Tags
Biography, Children, Documentary, Education, Fred Rogers, Joanne Rogers, King Friday XIII, Mister Rogers' Neighborhood, Morgan Neville, Review
D: Morgan Neville / 94m
With: Fred Rogers (archive footage), Joanne Rogers, John Rogers, Jim Rogers, Tom Junod, Junlei Li, Joe Negri, David Newell, François Clemmons, Nick Tallo, Yo-Yo Ma, Margaret Whitmer
For someone whose primary career was in television, Fred Rogers wasn’t its biggest fan when he first encountered it at his parents’ home in 1951. Originally planning to enter the seminary – he was eventually ordained as a Presbyterian minister in 1963 – Rogers took up the challenge of television because he felt it could be a useful educational tool for children. After a stint in New York, Rogers went to work at Pittsburgh’s public television station, WQED. Soon he had co-created The Children’s Corner, an elaborate (for its time) puppet show that introduced many characters that would stay with him for the rest of his career. In 1963 he was contracted to work on a new show for the Canadian Broadcasting Corporation called Misterogers; it was the first time Rogers appeared on camera, something that would prove to be a wise decision on CBC’s part. The show ran until 1967, at which point Rogers returned to Pittsburgh and began to develop Misterogers into a new programme for the National Education Television network. And that show was eventually called Mister Rogers’ Neighborhood…
One of the most amazing moments in Won’t You Be My Neighbor? occurs in the wake of a brief archive clip of Robert F. Kennedy. We next see one of Rogers’ puppet characters, King Friday XIII, ask what the word “assassination” means. It’s a tribute to Rogers’ skill as a children’s educator that he could raise such a topic on his show and discuss it in such a way that it became accessible to his young audience, and in a way that they could understand. Rogers would introduce other serious topics over the years, but as Morgan Neville’s heartfelt documentary explains, it was all in the context of helping children make sense of the world around them. Rogers was unique in this, and he was doing so at a time when children’s television was becoming overloaded with fast-paced cartoons and wacky character-based shows such as The Banana Splits. Intent on doing his own thing in his own time, Rogers wasn’t afraid to break the rules by being reflective or pensive, or even plain silent. And he did it all in a friendly, low-key manner that was also sincere, honest, and considering his religious background, refreshingly free of references to faith or spiritual matters. He was a remarkable man, and he had a remarkable effect on everyone around him, including (in another amazing moment) Senator John Pastore.

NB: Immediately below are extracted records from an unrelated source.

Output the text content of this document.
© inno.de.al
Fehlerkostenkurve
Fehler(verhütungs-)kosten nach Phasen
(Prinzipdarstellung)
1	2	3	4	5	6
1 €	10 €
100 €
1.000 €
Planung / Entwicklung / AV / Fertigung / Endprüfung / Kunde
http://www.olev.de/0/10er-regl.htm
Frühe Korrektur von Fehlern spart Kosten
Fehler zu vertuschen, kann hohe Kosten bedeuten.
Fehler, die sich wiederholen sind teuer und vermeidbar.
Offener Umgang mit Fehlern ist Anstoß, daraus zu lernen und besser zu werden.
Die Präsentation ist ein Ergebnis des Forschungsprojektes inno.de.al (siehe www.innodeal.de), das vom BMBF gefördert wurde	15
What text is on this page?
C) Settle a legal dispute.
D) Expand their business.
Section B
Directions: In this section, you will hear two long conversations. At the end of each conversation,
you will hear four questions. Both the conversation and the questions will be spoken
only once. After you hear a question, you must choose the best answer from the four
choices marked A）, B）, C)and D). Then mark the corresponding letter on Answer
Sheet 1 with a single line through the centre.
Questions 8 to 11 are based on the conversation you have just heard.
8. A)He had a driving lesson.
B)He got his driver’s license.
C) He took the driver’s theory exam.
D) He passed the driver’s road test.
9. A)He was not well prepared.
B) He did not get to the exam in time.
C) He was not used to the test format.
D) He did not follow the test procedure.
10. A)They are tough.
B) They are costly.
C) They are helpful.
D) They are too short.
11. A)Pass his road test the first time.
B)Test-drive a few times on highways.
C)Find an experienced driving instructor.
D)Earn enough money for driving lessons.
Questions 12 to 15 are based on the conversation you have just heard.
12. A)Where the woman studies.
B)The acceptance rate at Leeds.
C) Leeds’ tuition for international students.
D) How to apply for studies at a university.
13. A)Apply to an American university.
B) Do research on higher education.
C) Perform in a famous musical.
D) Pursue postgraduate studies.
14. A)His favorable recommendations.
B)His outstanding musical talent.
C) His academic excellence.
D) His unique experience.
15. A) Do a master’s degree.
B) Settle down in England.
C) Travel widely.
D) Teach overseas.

In exploring the life and work of Fred Rogers, Morgan Neville has made a documentary that not only celebrates the man and his influence on millions of children, but places him in a very important historical context. The late Sixties and early Seventies were a tumultuous period in US history, and through the reminiscences of his wife Joanne, and others who worked with him at the time, Rogers’ determination not to leave children out of what was happening in the world is brought sincerely and honestly to the forefront. His shows were educational and entertaining, and enchanting too, their stripped-back simplicity still unequalled to this day. What also comes across is just how likeable he was, and how some of his own fears and concerns were expressed through his puppet characters, a way for the man himself to make sense of the world. Won’t You Be My Neighbor? is a potent, enervating documentary that packs several emotional wallops during a run time that doesn’t feel rushed (like Rogers’s shows), and which ends on a perfect grace note. In honouring the man, Neville’s movie, like Rogers himself, also honours all those children he had such a profound effect on. And that’s an amazing achievement…
Rating: 9/10 – one of the best movies of 2018, and in any category, Won’t You Be My Neighbor? is a beautifully observant and wonderfully poignant look at a man whose impact on children and their emotional welfare and development can’t be underestimated; snubbed by this year’s Academy Awards – what is wrong with them? – this is genuinely moving in places, and a fitting tribute to Fred Rogers, the zip-up sweater man.